# New Home for Ferals From San Nicolas Island



## Mitts & Tess (Sep 4, 2004)

Video on Fund For Animals webpagehttp://www.fundforanimals.org/wildlife_center/stories/a-new-home-for-ferals.html?print=t

*A New Home For Ferals *
The Humane Society of the United States and The Fund for Animals Wildlife Center in Ramona, Calif. dedicated a habitat built for feral cats rescued from San Nicolas Island today, and thanked DoGreatGood.com for their generous help with the project. 

"This project is a testament to the commitment of multiple agencies to find common ground and develop solutions for feral cats in areas with threatened or endangered species. The cats from San Nicolas Island deserve the opportunity to live a full and happy life, and we're proud to provide that at our sanctuary," said Betsy McFarland, The HSUS' Companion Animals senior director.

The HSUS has helped rescue more than 50 feral cats who would otherwise have been euthanized on San Nicolas Island — the outermost of the Channel Islands of California. This happy ending for the cats is the result of close cooperation between The HSUS, multiple state and federal agencies and corporate sponsors. The island is owned by the U.S. government, which has used it as a missile telemetry site for the U.S. Navy since the 1950s. Unsterilized cats taken to the island, who were allowed to roam or escaped, are the ancestors of today's island population of cats.

"The partnership with The Humane Society of the United States is providing a more secure future for the feral cats, and making San Nicolas Island a safer place for nesting seabirds and their young," said Jane Hendron, public affairs division chief for the U.S. Fish and Wildlife Service.

Federal and state agencies joined with the U.S. Navy to remove the feral cats from San Nicolas Island, in order to improve the nesting success for seabirds who rely on the island. Removal of the cats also benefits other native species on the island, including the unique San Nicolas Island fox and federally threatened island night lizard. All of the cats would have been euthanized had it not been for the efforts of The HSUS and the Fund for Animals, which stepped up to provide them with a permanent home. The new, natural outdoor habitat at the Wildlife Care Center was constructed thanks to the financial support of DoGreatGood.com. 

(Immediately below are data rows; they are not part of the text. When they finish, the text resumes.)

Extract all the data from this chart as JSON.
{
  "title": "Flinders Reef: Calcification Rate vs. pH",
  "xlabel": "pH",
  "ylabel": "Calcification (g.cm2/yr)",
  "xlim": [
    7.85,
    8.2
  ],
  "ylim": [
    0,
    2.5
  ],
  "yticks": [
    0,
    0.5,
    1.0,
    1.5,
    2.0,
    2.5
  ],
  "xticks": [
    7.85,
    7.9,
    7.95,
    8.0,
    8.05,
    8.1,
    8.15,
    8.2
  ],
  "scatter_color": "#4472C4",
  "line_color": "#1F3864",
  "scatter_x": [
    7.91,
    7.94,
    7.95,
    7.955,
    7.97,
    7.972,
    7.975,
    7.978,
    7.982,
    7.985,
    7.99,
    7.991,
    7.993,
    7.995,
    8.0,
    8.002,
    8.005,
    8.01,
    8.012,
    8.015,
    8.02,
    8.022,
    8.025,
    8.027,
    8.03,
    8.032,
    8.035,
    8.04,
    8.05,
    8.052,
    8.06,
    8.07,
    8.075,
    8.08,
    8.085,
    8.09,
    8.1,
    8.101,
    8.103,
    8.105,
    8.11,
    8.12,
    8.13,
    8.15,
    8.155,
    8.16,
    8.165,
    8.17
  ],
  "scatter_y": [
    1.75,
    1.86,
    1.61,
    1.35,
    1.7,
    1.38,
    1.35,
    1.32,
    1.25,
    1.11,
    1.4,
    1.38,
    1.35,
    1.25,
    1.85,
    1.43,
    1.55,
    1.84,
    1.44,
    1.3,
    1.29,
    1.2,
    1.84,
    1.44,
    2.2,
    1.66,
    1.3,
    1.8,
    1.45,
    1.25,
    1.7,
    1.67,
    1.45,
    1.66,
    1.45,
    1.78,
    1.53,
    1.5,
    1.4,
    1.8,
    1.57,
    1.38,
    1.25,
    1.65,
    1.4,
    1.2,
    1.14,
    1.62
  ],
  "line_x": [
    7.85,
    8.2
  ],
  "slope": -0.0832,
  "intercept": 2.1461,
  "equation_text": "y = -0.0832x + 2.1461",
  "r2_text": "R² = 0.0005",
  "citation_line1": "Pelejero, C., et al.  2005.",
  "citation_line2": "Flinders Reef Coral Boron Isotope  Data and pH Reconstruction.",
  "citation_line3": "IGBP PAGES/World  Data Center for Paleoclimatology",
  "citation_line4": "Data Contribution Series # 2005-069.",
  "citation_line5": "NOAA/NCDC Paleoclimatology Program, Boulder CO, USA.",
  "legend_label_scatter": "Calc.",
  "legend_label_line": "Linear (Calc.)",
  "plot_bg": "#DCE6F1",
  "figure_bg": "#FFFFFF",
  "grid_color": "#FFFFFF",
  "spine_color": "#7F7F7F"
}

It was a stressful transition for the cats from being trapped on the island and flown to the wildlife center, but they are doing well and adjusting beautifully to their new outdoor habitat. Cats are climbing the trees that were incorporated into their enclosure and are rubbing against one another in greeting. The cats relax in the sun and play with one another. 

"We're excited to have been a part of rescuing both the cats and the native wildlife at San Nicolas Island," said Stacy Ybarra, senior director of corporate communications at DoGreatGood.com. "We're proud that DoGreatGood.com was able to give these cats a second chance to live at this new habitat."

The Fund for Animals Wildlife Center is closed to the public, but was open to press for the event and by appointment. The wildlife center is a wildlife rehabilitation center, and does not accept feral domestic animals or domestic animals from the public.


----------



## Jeanie (Jun 18, 2003)

Isn't that wonderful?  I have not heard of a project like that before. They're safe, and that's good to know.


----------



## Mitts & Tess (Sep 4, 2004)

I liked it because 3 group united in the mission to help the ferals. The Fund for Animals, HSUSA and DoGreatGood.com Its amazing what we all can accomplish when we work together. Usually groups look the other way if the issue is ferals. This is unusual!


----------